L'obéissance à Dieu n'est pas contraire à la liberté
Jésus-Christ a dit : “Si vous m’aimez, vous garderez mes commandements” (Jean 14. 15).
Peut-être pensez-vous que plus vous aurez de commandements auxquels obéir, moins vous aurez de liberté. Et ainsi, vous dites que c'est un paradoxe que Jésus nous disent : “Si vous m’aimez, vous garderez mes commandements” ! A travers tout l’Ancien Testament, Dieu a apporté des commandements à Son peuple et lui a demandé de les suivre. Naturellement, comme nous sommes très oublieux, Dieu a dû multiplier ces rappels de mémoire.
De plus, Son peuple s’est rebellé très souvent contre Ses ordres, avec toujours des conséquences désastreuses. Les choses n’ont pas changé dans le Nouveau Testament, sauf que c’est à Jésus Lui-même que nous devons obéir.
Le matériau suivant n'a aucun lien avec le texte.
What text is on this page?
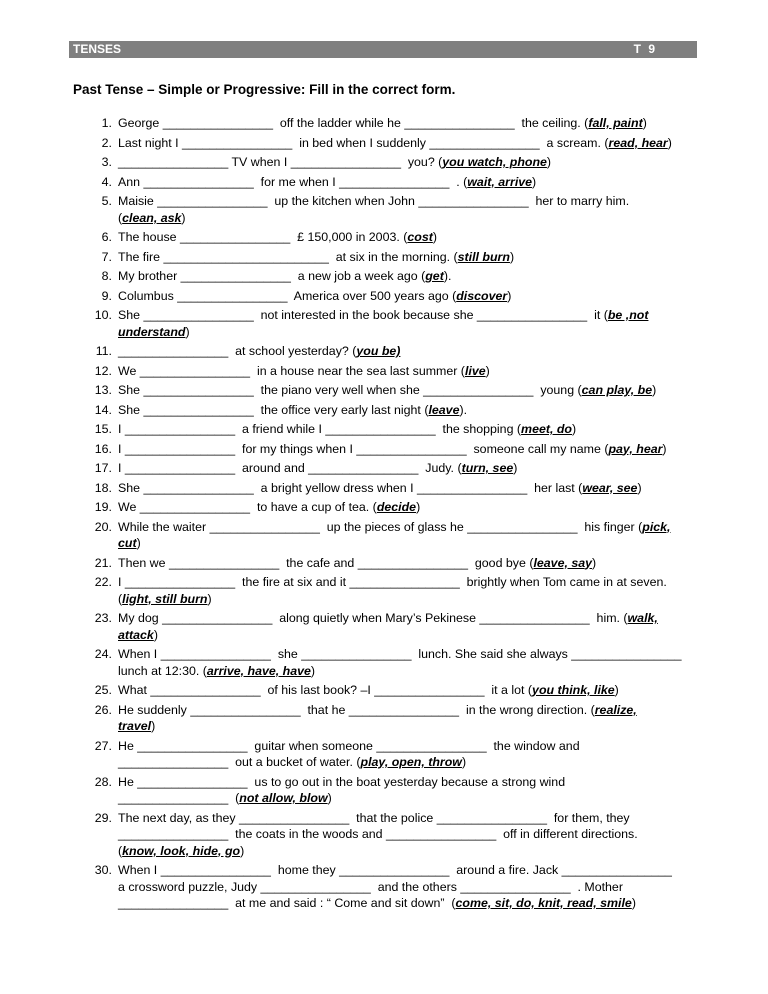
TENSES	T 9
Past Tense – Simple or Progressive: Fill in the correct form.
1. George ________________  off the ladder while he ________________  the ceiling. (fall, paint)
2. Last night I ________________  in bed when I suddenly ________________  a scream. (read, hear)
3. ________________ TV when I ________________  you? (you watch, phone)
4. Ann ________________  for me when I ________________  . (wait, arrive)
5. Maisie ________________  up the kitchen when John ________________  her to marry him.
(clean, ask)
6. The house ________________  £ 150,000 in 2003. (cost)
7. The fire ________________________  at six in the morning. (still burn)
8. My brother ________________  a new job a week ago (get).
9. Columbus ________________  America over 500 years ago (discover)
10. She ________________  not interested in the book because she ________________  it (be ,not
understand)
11. ________________  at school yesterday? (you be)
12. We ________________  in a house near the sea last summer (live)
13. She ________________  the piano very well when she ________________  young (can play, be)
14. She ________________  the office very early last night (leave).
15. I ________________  a friend while I ________________  the shopping (meet, do)
16. I ________________  for my things when I ________________  someone call my name (pay, hear)
17. I ________________  around and ________________  Judy. (turn, see)
18. She ________________  a bright yellow dress when I ________________  her last (wear, see)
19. We ________________  to have a cup of tea. (decide)
20. While the waiter ________________  up the pieces of glass he ________________  his finger (pick,
cut)
21. Then we ________________  the cafe and ________________  good bye (leave, say)
22. I ________________  the fire at six and it ________________  brightly when Tom came in at seven.
(light, still burn)
23. My dog ________________  along quietly when Mary’s Pekinese ________________  him. (walk,
attack)
24. When I ________________  she ________________  lunch. She said she always ________________
lunch at 12:30. (arrive, have, have)
25. What ________________  of his last book? –I ________________  it a lot (you think, like)
26. He suddenly ________________  that he ________________  in the wrong direction. (realize,
travel)
27. He ________________  guitar when someone ________________  the window and
________________  out a bucket of water. (play, open, throw)
28. He ________________  us to go out in the boat yesterday because a strong wind
________________  (not allow, blow)
29. The next day, as they ________________  that the police ________________  for them, they
________________  the coats in the woods and ________________  off in different directions.
(know, look, hide, go)
30. When I ________________  home they ________________  around a fire. Jack ________________
a crossword puzzle, Judy ________________  and the others ________________  . Mother
________________  at me and said : “ Come and sit down”  (come, sit, do, knit, read, smile)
Sommes-nous donc libres ? Réfléchissons à toutes les contraintes qui sont faites sur notre vie, de l’école à l’université, puis dans notre vie professionnelle, sans compter les contraintes que nous nous imposons à nous-mêmes.
Si nous voulons réussir en créant notre propre entreprise, nous sacrifierons beaucoup d’heures de loisir pour poursuivre nos buts.
Si nous voulons devenir un grand athlète, nous devrons nous imposer une discipline de fer pour atteindre un haut niveau de compétitivité.
Et ainsi de suite. Presque dans tous les domaines de la vie, nous sommes astreints à des commandements. Et même ceux qui optent pour une vie dans la rue, une vie de SDF, seront encore sous le joug de contraintes imposées par les autorités s'ils veulent manger ou dormir quelque part.
La grande différence entre ces contraintes et les commandements divins, c’est que ces contraintes émanent de créatures comme vous et moi, qui ne savent pas nécessairement ce qui est le meilleur pour nous ; tandis que les commandements divins émanent du Dieu Créateur, qui connaît parfaitement ce dont nous avons besoin pour vivre, pour nous développer et pour être heureux.
“Nous avons été créés en Jésus-Christ pour des œuvres bonnes que Dieu a préparées d’avance, afin que nous les pratiquions” (Éphésiens 2. 10).
Non seulement Dieu nous a créés, mais Il nous a aussi “rachetés”, c’est-à-dire achetés une seconde fois par la mort de Christ à Golgotha et sa résurrection. Il est donc normal que nous Lui devions de L’écouter et de chercher à Lui plaire.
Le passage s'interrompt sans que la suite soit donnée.